A graduate of Amsterdam High, Florence earned her teaching certificate at Oneonta Normal School.

She served forty years as a fourth and fifth grade teacher in her Amsterdam neighborhood’s public school, Vrooman Avenue Elementary.

In 1935 the Recorder reported that Florence and her colleague Imogene Cook directed students in a play called “A Better Plan.” Instead of playing Halloween pranks on people, the characters in the play gave a sick child a “grand surprise on Halloween.”

Florence’s father died in 1937. In 1939 she married Henry Paierski of Schenectady, who changed his last name to Page. Henry took ill and died in 1943. He had been in the engineering department at the Alco locomotive plant in Schenectady.

Florence married her second husband, postal worker Andrew Collins, in 1951. Their son David became a pediatric anesthesiologist.

Florence Collins was an inspiring teacher according to students and fellow educators. Teaching reading was one of her specialties.
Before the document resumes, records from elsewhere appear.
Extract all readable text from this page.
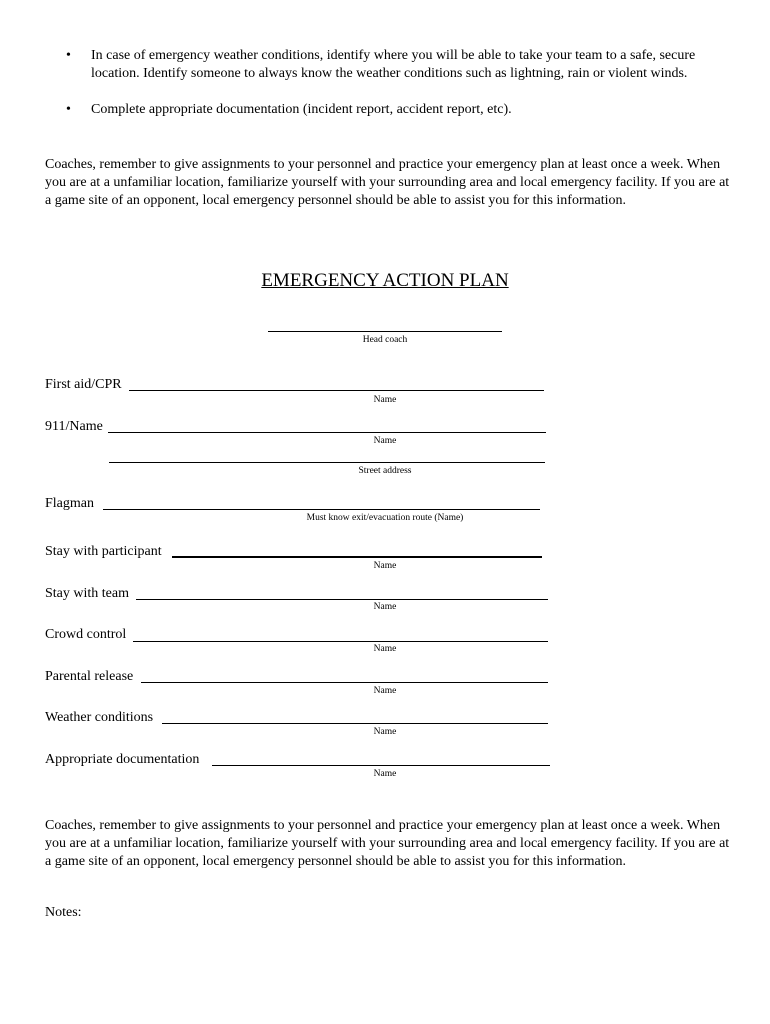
• In case of emergency weather conditions, identify where you will be able to take your team to a safe, secure location. Identify someone to always know the weather conditions such as lightning, rain or violent winds.
• Complete appropriate documentation (incident report, accident report, etc).

Coaches, remember to give assignments to your personnel and practice your emergency plan at least once a week. When you are at a unfamiliar location, familiarize yourself with your surrounding area and local emergency facility. If you are at a game site of an opponent, local emergency personnel should be able to assist you for this information.

EMERGENCY ACTION PLAN
Head coach
First aid/CPR
Name
911/Name
Name
Street address
Flagman
Must know exit/evacuation route (Name)
Stay with participant
Name
Stay with team
Name
Crowd control
Name
Parental release
Name
Weather conditions
Name
Appropriate documentation
Name

Coaches, remember to give assignments to your personnel and practice your emergency plan at least once a week. When you are at a unfamiliar location, familiarize yourself with your surrounding area and local emergency facility. If you are at a game site of an opponent, local emergency personnel should be able to assist you for this information.

Notes:
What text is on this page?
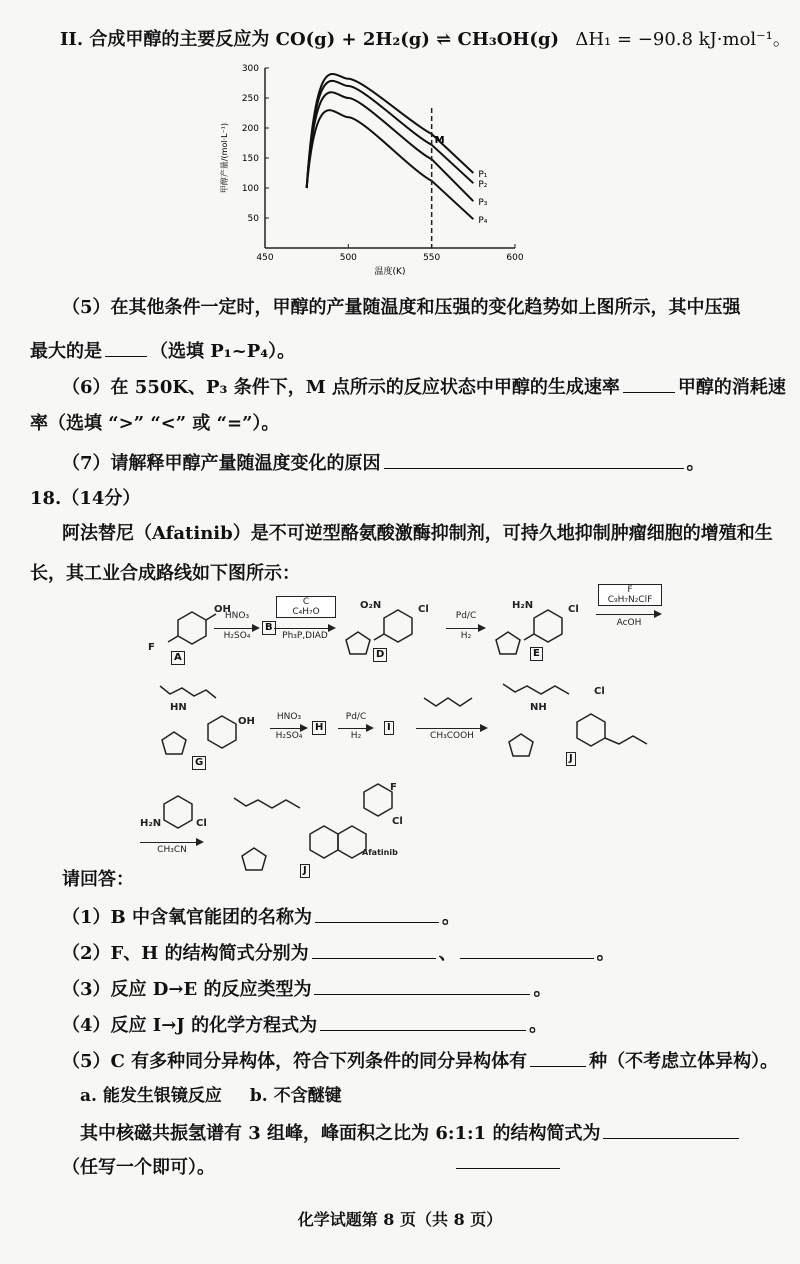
II. 合成甲醇的主要反应为 CO(g) + 2H₂(g) ⇌ CH₃OH(g) ΔH₁ = −90.8 kJ·mol⁻¹。
450	500	550	600
50
100
150
200
250
300
温度(K)
甲醇产量/(mol·L⁻¹)	P₁
P₂
P₃
P₄
M
（5）在其他条件一定时，甲醇的产量随温度和压强的变化趋势如上图所示，其中压强
最大的是	（选填 P₁~P₄）。
（6）在 550K、P₃ 条件下，M 点所示的反应状态中甲醇的生成速率	甲醇的消耗速
率（选填 “>” “<” 或 “=”）。
（7）请解释甲醇产量随温度变化的原因	。
18.（14分）
阿法替尼（Afatinib）是不可逆型酪氨酸激酶抑制剂，可持久地抑制肿瘤细胞的增殖和生
长，其工业合成路线如下图所示：
OH
F
A
HNO₃
H₂SO₄
B
C
C₄H₇O
Ph₃P,DIAD
O₂N	Cl
D
Pd/C
H₂
H₂N	Cl
E
F
C₉H₇N₂ClF
AcOH
HN
OH
G
HNO₃
H₂SO₄
H
Pd/C
H₂
I
CH₃COOH
Cl
NH
J
H₂N	Cl
CH₃CN
F
Cl
Afatinib
J
请回答：
（1）B 中含氧官能团的名称为	。
（2）F、H 的结构简式分别为	、	。
（3）反应 D→E 的反应类型为	。
（4）反应 I→J 的化学方程式为	。
（5）C 有多种同分异构体，符合下列条件的同分异构体有	种（不考虑立体异构）。
a. 能发生银镜反应 b. 不含醚键
其中核磁共振氢谱有 3 组峰，峰面积之比为 6:1:1 的结构简式为
（任写一个即可）。
化学试题第 8 页（共 8 页）
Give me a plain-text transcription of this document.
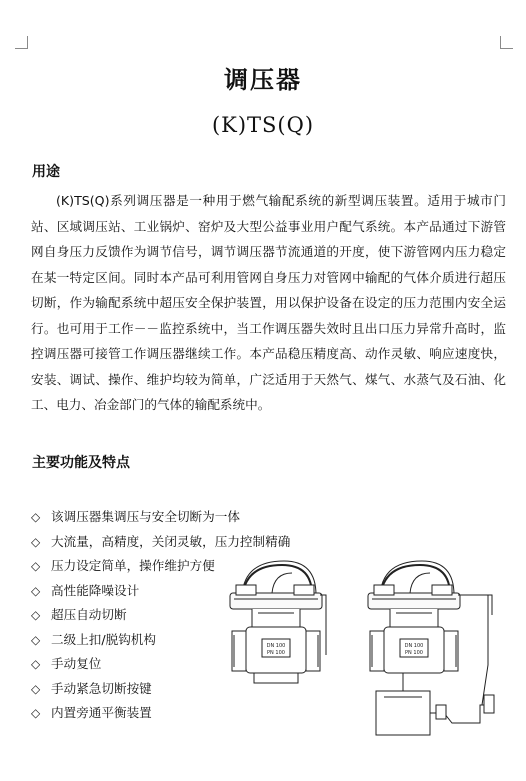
调压器
(K)TS(Q)
用途

(K)TS(Q)系列调压器是一种用于燃气输配系统的新型调压装置。适用于城市门站、区域调压站、工业锅炉、窑炉及大型公益事业用户配气系统。本产品通过下游管网自身压力反馈作为调节信号，调节调压器节流通道的开度，使下游管网内压力稳定在某一特定区间。同时本产品可利用管网自身压力对管网中输配的气体介质进行超压切断，作为输配系统中超压安全保护装置，用以保护设备在设定的压力范围内安全运行。也可用于工作－－监控系统中，当工作调压器失效时且出口压力异常升高时，监控调压器可接管工作调压器继续工作。本产品稳压精度高、动作灵敏、响应速度快，安装、调试、操作、维护均较为简单，广泛适用于天然气、煤气、水蒸气及石油、化工、电力、冶金部门的气体的输配系统中。

主要功能及特点
◇ 该调压器集调压与安全切断为一体
◇ 大流量，高精度，关闭灵敏，压力控制精确
◇ 压力设定简单，操作维护方便
◇ 高性能降噪设计
◇ 超压自动切断
◇ 二级上扣/脱钩机构
◇ 手动复位
◇ 手动紧急切断按键
◇ 内置旁通平衡装置
DN 100
PN 100
DN 100
PN 100
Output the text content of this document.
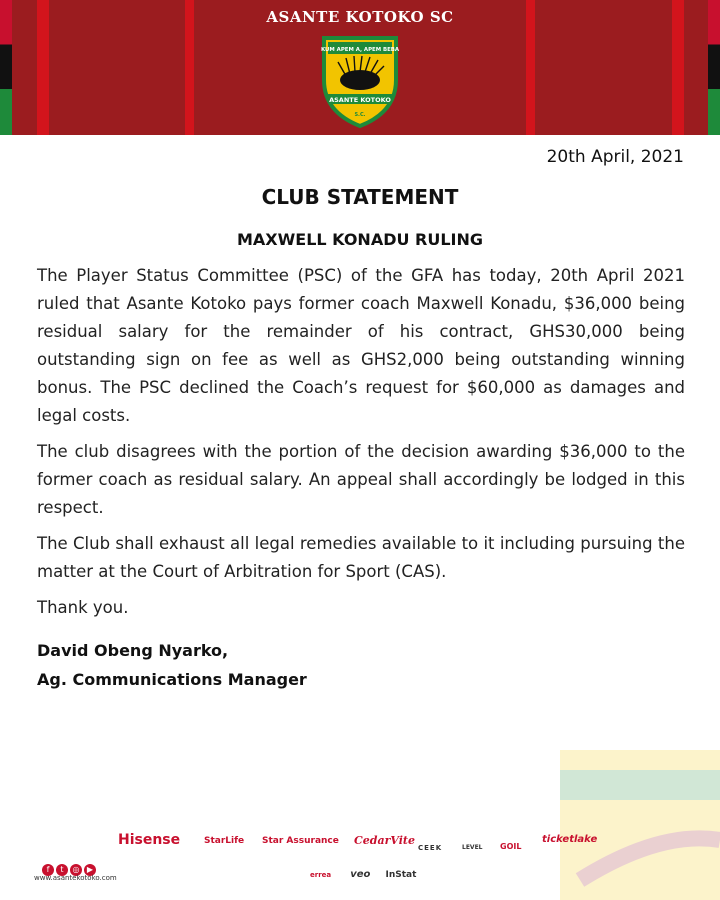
ASANTE KOTOKO SC
KUM APEM A, APEM BEBA
ASANTE KOTOKO
S.C.
20th April, 2021
CLUB STATEMENT
MAXWELL KONADU RULING

The Player Status Committee (PSC) of the GFA has today, 20th April 2021 ruled that Asante Kotoko pays former coach Maxwell Konadu, $36,000 being residual salary for the remainder of his contract, GHS30,000 being outstanding sign on fee as well as GHS2,000 being outstanding winning bonus. The PSC declined the Coach’s request for $60,000 as damages and legal costs.

The club disagrees with the portion of the decision awarding $36,000 to the former coach as residual salary. An appeal shall accordingly be lodged in this respect.

The Club shall exhaust all legal remedies available to it including pursuing the matter at the Court of Arbitration for Sport (CAS).

Thank you.

David Obeng Nyarko,
Ag. Communications Manager
Hisense	StarLife Star Assurance CedarVite
CEEK	LEVEL GOIL
ticketlake
errea veo InStat
f t ◎ ▶
www.asantekotoko.com
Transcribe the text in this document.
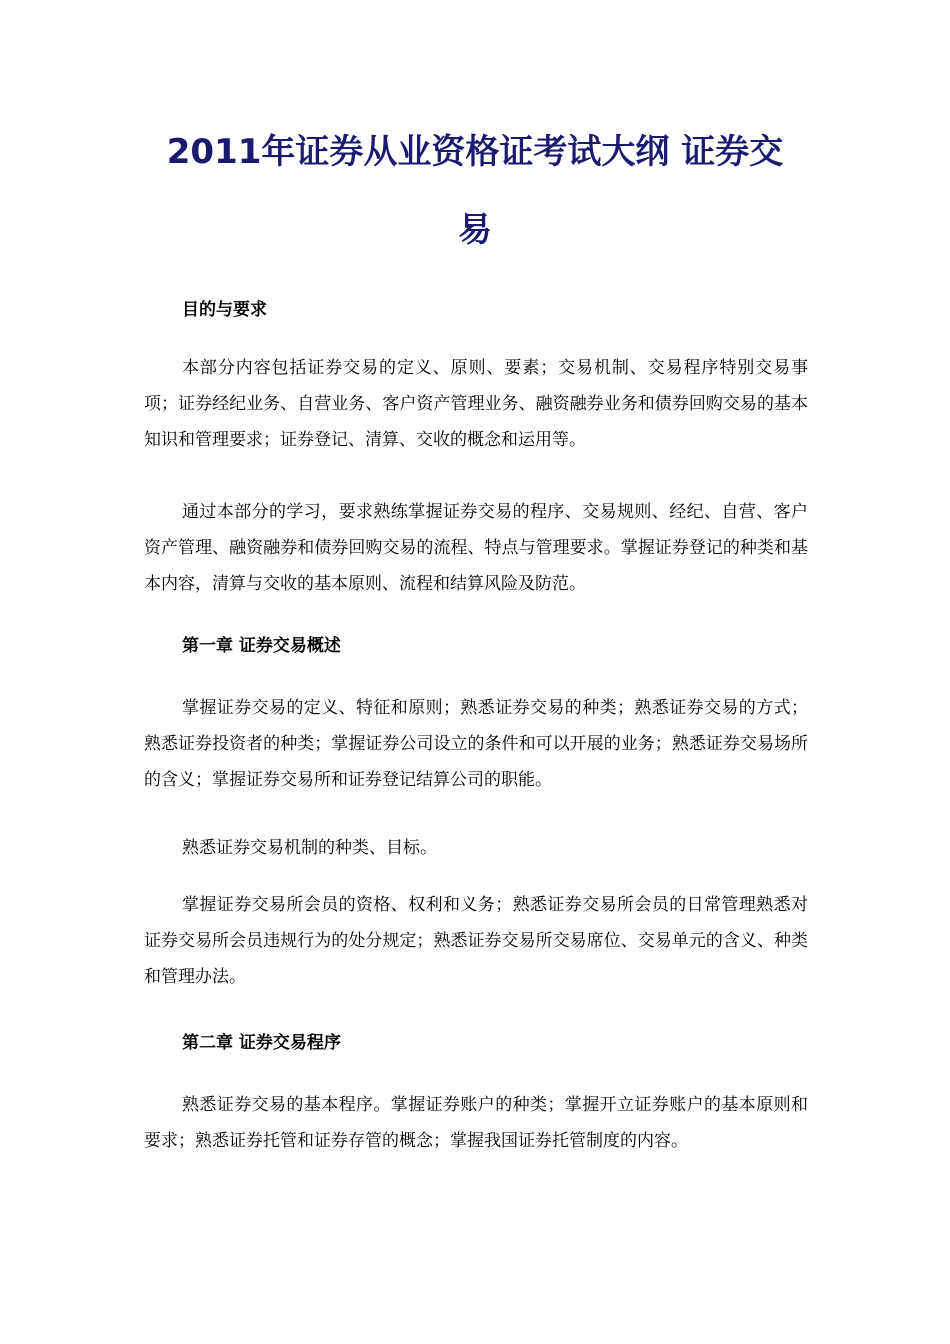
2011年证券从业资格证考试大纲 证券交
易
目的与要求

本部分内容包括证券交易的定义、原则、要素；交易机制、交易程序特别交易事项；证券经纪业务、自营业务、客户资产管理业务、融资融券业务和债券回购交易的基本知识和管理要求；证券登记、清算、交收的概念和运用等。

通过本部分的学习，要求熟练掌握证券交易的程序、交易规则、经纪、自营、客户资产管理、融资融券和债券回购交易的流程、特点与管理要求。掌握证券登记的种类和基本内容，清算与交收的基本原则、流程和结算风险及防范。

第一章 证券交易概述

掌握证券交易的定义、特征和原则；熟悉证券交易的种类；熟悉证券交易的方式；熟悉证券投资者的种类；掌握证券公司设立的条件和可以开展的业务；熟悉证券交易场所的含义；掌握证券交易所和证券登记结算公司的职能。

熟悉证券交易机制的种类、目标。

掌握证券交易所会员的资格、权利和义务；熟悉证券交易所会员的日常管理熟悉对证券交易所会员违规行为的处分规定；熟悉证券交易所交易席位、交易单元的含义、种类和管理办法。

第二章 证券交易程序

熟悉证券交易的基本程序。掌握证券账户的种类；掌握开立证券账户的基本原则和要求；熟悉证券托管和证券存管的概念；掌握我国证券托管制度的内容。
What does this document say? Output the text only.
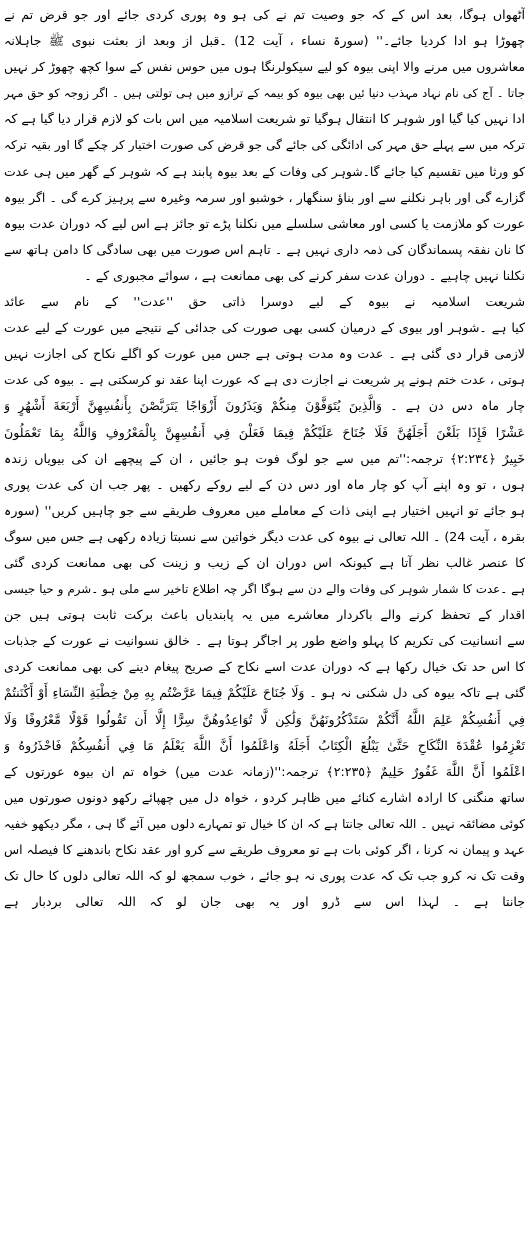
آٹھواں ہوگا، بعد اس کے کہ جو وصیت تم نے کی ہو وہ پوری کردی جائے اور جو قرض تم نے
چھوڑا ہو ادا کردیا جائے۔'' (سورۃ نساء ، آیت 12) ۔قبل از وبعد از بعثت نبوی ﷺ جاہلانہ
معاشروں میں مرنے والا اپنی بیوہ کو لیے سیکولرنگا ہوں میں حوس نفس کے سوا کچھ چھوڑ کر نہیں
جاتا ۔ آج کی نام نہاد مہذب دنیا ئیں بھی بیوہ کو بیمہ کے ترازو میں ہی تولتی ہیں ۔ اگر زوجہ کو حق مہر
ادا نہیں کیا گیا اور شوہر کا انتقال ہوگیا تو شریعت اسلامیہ میں اس بات کو لازم قرار دیا گیا ہے کہ
ترکہ میں سے پہلے حق مہر کی ادائگی کی جائے گی جو قرض کی صورت اختیار کر چکے گا اور بقیہ ترکہ
کو ورثا میں تقسیم کیا جائے گا۔شوہر کی وفات کے بعد بیوہ پابند ہے کہ شوہر کے گھر میں ہی عدت
گزارے گی اور باہر نکلنے سے اور بناؤ سنگھار ، خوشبو اور سرمہ وغیرہ سے پرہیز کرے گی ۔ اگر بیوہ
عورت کو ملازمت یا کسی اور معاشی سلسلے میں نکلنا پڑے تو جائز ہے اس لیے کہ دوران عدت بیوہ
کا نان نفقہ پسماندگان کی ذمہ داری نہیں ہے ۔ تاہم اس صورت میں بھی سادگی کا دامن ہاتھ سے
نکلنا نہیں چاہیے ۔ دوران عدت سفر کرنے کی بھی ممانعت ہے ، سوائے مجبوری کے ۔
شریعت اسلامیہ نے بیوہ کے لیے دوسرا ذاتی حق ''عدت'' کے نام سے عائد
کیا ہے ۔شوہر اور بیوی کے درمیان کسی بھی صورت کی جدائی کے نتیجے میں عورت کے لیے عدت
لازمی قرار دی گئی ہے ۔ عدت وہ مدت ہوتی ہے جس میں عورت کو اگلے نکاح کی اجازت نہیں
ہوتی ، عدت ختم ہونے پر شریعت نے اجازت دی ہے کہ عورت اپنا عقد نو کرسکتی ہے ۔ بیوہ کی عدت
چار ماہ دس دن ہے ۔ وَالَّذِينَ يُتَوَفَّوْنَ مِنكُمْ وَيَذَرُونَ أَزْوَاجًا يَتَرَبَّصْنَ بِأَنفُسِهِنَّ أَرْبَعَةَ أَشْهُرٍ وَ
عَشْرًا فَإِذَا بَلَغْنَ أَجَلَهُنَّ فَلَا جُنَاحَ عَلَيْكُمْ فِيمَا فَعَلْنَ فِي أَنفُسِهِنَّ بِالْمَعْرُوفِ وَاللَّهُ بِمَا تَعْمَلُونَ
خَبِيرٌ ﴿٢:٢٣٤﴾ ترجمہ:''تم میں سے جو لوگ فوت ہو جائیں ، ان کے پیچھے ان کی بیویاں زندہ
ہوں ، تو وہ اپنے آپ کو چار ماہ اور دس دن کے لیے روکے رکھیں ۔ پھر جب ان کی عدت پوری
ہو جائے تو انہیں اختیار ہے اپنی ذات کے معاملے میں معروف طریقے سے جو چاہیں کریں'' (سورہ
بقرہ ، آیت 24) ۔ اللہ تعالی نے بیوہ کی عدت دیگر خواتین سے نسبتا زیادہ رکھی ہے جس میں سوگ
کا عنصر غالب نظر آتا ہے کیونکہ اس دوران ان کے زیب و زینت کی بھی ممانعت کردی گئی
ہے ۔عدت کا شمار شوہر کی وفات والے دن سے ہوگا اگر چہ اطلاع تاخیر سے ملی ہو ۔شرم و حیا جیسی
اقدار کے تحفظ کرنے والے باکردار معاشرے میں یہ پابندیاں باعث برکت ثابت ہوتی ہیں جن
سے انسانیت کی تکریم کا پہلو واضع طور پر اجاگر ہوتا ہے ۔ خالق نسوانیت نے عورت کے جذبات
کا اس حد تک خیال رکھا ہے کہ دوران عدت اسے نکاح کے صریح پیغام دینے کی بھی ممانعت کردی
گئی ہے تاکہ بیوہ کی دل شکنی نہ ہو ۔ وَلَا جُنَاحَ عَلَيْكُمْ فِيمَا عَرَّضْتُم بِهِ مِنْ خِطْبَةِ النِّسَاءِ أَوْ أَكْنَنتُمْ
فِي أَنفُسِكُمْ عَلِمَ اللَّهُ أَنَّكُمْ سَتَذْكُرُونَهُنَّ وَلَٰكِن لَّا تُوَاعِدُوهُنَّ سِرًّا إِلَّا أَن تَقُولُوا قَوْلًا مَّعْرُوفًا وَلَا
تَعْزِمُوا عُقْدَةَ النِّكَاحِ حَتَّىٰ يَبْلُغَ الْكِتَابُ أَجَلَهُ وَاعْلَمُوا أَنَّ اللَّهَ يَعْلَمُ مَا فِي أَنفُسِكُمْ فَاحْذَرُوهُ وَ
اعْلَمُوا أَنَّ اللَّهَ غَفُورٌ حَلِيمٌ ﴿٢:٢٣٥﴾ ترجمہ:''(زمانہ عدت میں) خواہ تم ان بیوہ عورتوں کے
ساتھ منگنی کا ارادہ اشارے کنائے میں ظاہر کردو ، خواہ دل میں چھپائے رکھو دونوں صورتوں میں
کوئی مضائقہ نہیں ۔ اللہ تعالی جانتا ہے کہ ان کا خیال تو تمہارے دلوں میں آئے گا ہی ، مگر دیکھو خفیہ
عہد و پیمان نہ کرنا ، اگر کوئی بات ہے تو معروف طریقے سے کرو اور عقد نکاح باندھنے کا فیصلہ اس
وقت تک نہ کرو جب تک کہ عدت پوری نہ ہو جائے ، خوب سمجھ لو کہ اللہ تعالی دلوں کا حال تک
جانتا ہے ۔ لہذا اس سے ڈرو اور یہ بھی جان لو کہ اللہ تعالی بردبار ہے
Collins excelled at helping young students learn to read and also volunteered to help immigrants learn to speak and read English.

Sometimes when she walked home from school, she was accompanied by an honor guard of neighborhood students.

One high point in her career was in 1955 when she and her class of fifth graders produced two programs on the Eskimos of Alaska that aired live on WRGB television.

Sheldon Jackson, a native of Minaville south of Amsterdam, was a missionary who had a major impact on Alaska’s natives, so the television project had a local history aspect. As one of her students that year, I wore a parka and carried a small harpoon on television.

Legendary Amsterdam High basketball coach John A. Varsoke was principal at Vrooman Avenue in 1968 and spoke approvingly of Collins’s work.

“She never hesitates to cooperate and lend herself to difficult situations,” Varsoke wrote in a performance appraisal. “Her patience and concern for individual differences are a few of her attributes.

For her part she was proud that Tim Kolojay and Tom Urbelis, members of Varsoke’s Fabulous Five high school basketball team in the 1962-63 season, were her students.

Collins retired in 1976. Her mother died in 1984. Her husband died in 1999.

When Collins moved into the Sarah Jane Sanford Home on Guy Park Avenue in 2004, administrator Jeanne So remembered “an agile 92-year old” who was “twirling in the hallway outside her bedroom door, wearing a flowing floor-length skirt.”

“I have never forgotten the way you had of instilling into young minds that we were all special,” wrote her 1934 fourth grade student Stanley Goscinski (Gordon) in a letter to Collins in 2011.

“My goal was to teach with enthusiasm and compassion,” Collins replied. “After this letter I feel my goal was achieved. Stanley you have given me everlasting youth through these memories.”

Before her death Collins moved to a facility in Quincy, Pennsylvania near her son and daughter-in-law’s home. She died April 8 at age 105. After services in Amsterdam she was buried at St. Mary’s Cemetery in Fort Johnson. She is also survived by three grandchildren, two of them are medical doctors and the third is a teacher.